Che malinconia ripensando a quel tempo! Nel 1961 ero un biondo ventinovenne longilineo alto un metro e novanta, non un ingobbito anziano spennacchiato e flaccido come oggidì, e godevo d’una forza leonina: un vigore che posso sentirmi dentro solo più in quei sogni dove ci si ritrova giovani, con il futuro ancora davanti agli occhi, non dietro la schiena. Sono Ranieri Velli e, solo per l’amico Vittorio, Ran. Ormai da tanti decenni – troppi, ahimè! – sono scrittore e giornalista professionista10 : colmo d’acciacchi.

 

Quanto al D’Aiazzo, aveva allora quarantadue anni. Era uomo forte ma non alto, attorno al metro e sessantacinque, e vantava una rigogliosa capigliatura nera che, nel tempo, si sarebbe sempre più sfoltita. Eravamo amici da qualche anno e, privatamente, ci davamo del tu. Chi lo sa: forse il sodalizio era sorto per un mio intervento armato che gli aveva evitato di finir bersaglio d’un pistolero esagitato ch’io avevo ferito e bloccato, un attimo prima che facesse fuoco; o, semplicemente, l’amicizia poteva esser nata avendo gusti consentanei: fra altri comuni interessi, anche Vittorio era appassionato di letteratura classica e tante volte, fuor di servizio, ne parlavamo fra noi, a casa sua o al ristorante o passeggiando tutt’attorno al lungo quadrilatero11 di portici che corre in centro città: fra i poeti italiani, dopo Dante, ch’era ovviamente il primo assoluto per entrambi, per me veniva, e viene, l’immenso Leopardi, per lui il Foscolo. D’altronde, complice anche la nostra professione stressante e senza orari, lui era il mio unico amico e, come avevo capito, tal ero io per lui.

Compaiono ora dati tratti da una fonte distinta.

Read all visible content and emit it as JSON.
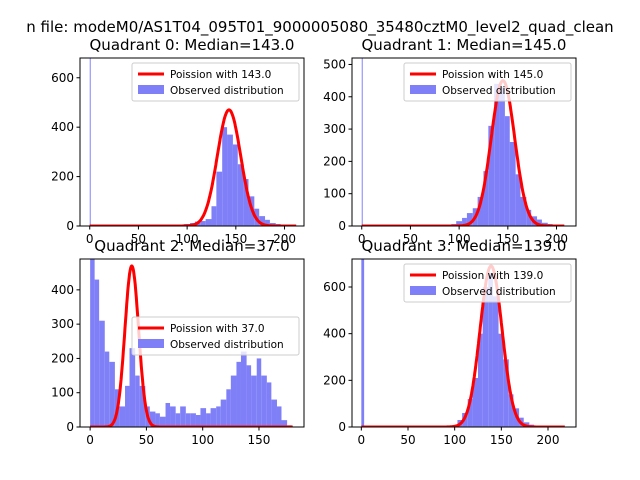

Il neo commissario capo aveva messo termine in fretta alla bicchierata: “Va bbuo’ guaglioni, adesso al lavoro, ché abbiamo pratiche aperte e, per oggi, siamo ancora nella nostra unità. Domani vi comunicherò i cambiamenti.” Usciti gli altri e rivoltosi a me: “Senti, Ran: a Natale non sarai di turno, che ne diresti se t’invitassi a pranzo al solito ristorante di corso Palestro? Oppure tu e mammà preferite far tavola natalizia assieme?”

Dopo il mio primo incarico, sotto Vittorio ma alla Squadra Mobile di Genova, nel 1959 eravamo stati entrambi trasferiti a Torino, mia città natale, e io ero tornato a vivere coi miei genitori, ben felici d’accogliermi, figlio unico, nel loro piccolo appartamento in un antico caseggiato in via Ignazio Giulio, non troppo lontano dalla Questura. Con nostro gran dolore mio padre era morto nel 1960, di colpo, per un ictus severo che l’aveva colto in casa il 28 dicembre: aveva ancor passato il Natale con mamma e me, allegramente. Quest’anno mia madre sarebbe rimasta sola a tavola, se io avessi accettato l’invito.

“Non so”, avevo risposto dopo un paio di secondi d’incertezza, “ti dico domani?”

Aveva capito: “…e perché non inviti con noi anche mammà?”

“Ah… ma sì, grazie! Magnifico, le riferisco e ti dico domattina.”

“…e domattina sia.”

Mamma aveva preferito non accettare: “Fa’ il pranzo di Natale col tuo superiore, tranquillamente, mangio da sola, non me ne importa: un’insalata, un uovo e una pastasciutta al pomodoro. Io festeggio la Natività di Nostro Signore in chiesa. Però ti vorrei chiedere un favore, Ranieri: quella mattina, vieni con me a messa alla Consolata. Il santuario è proprio qui davanti, non c’è da fare strada, ed è una messa speciale, non solo perché è natalizia ma perché è quella che ho prenotato da mesi in suffragio dell’anima santa di tuo padre. Vieni, no?”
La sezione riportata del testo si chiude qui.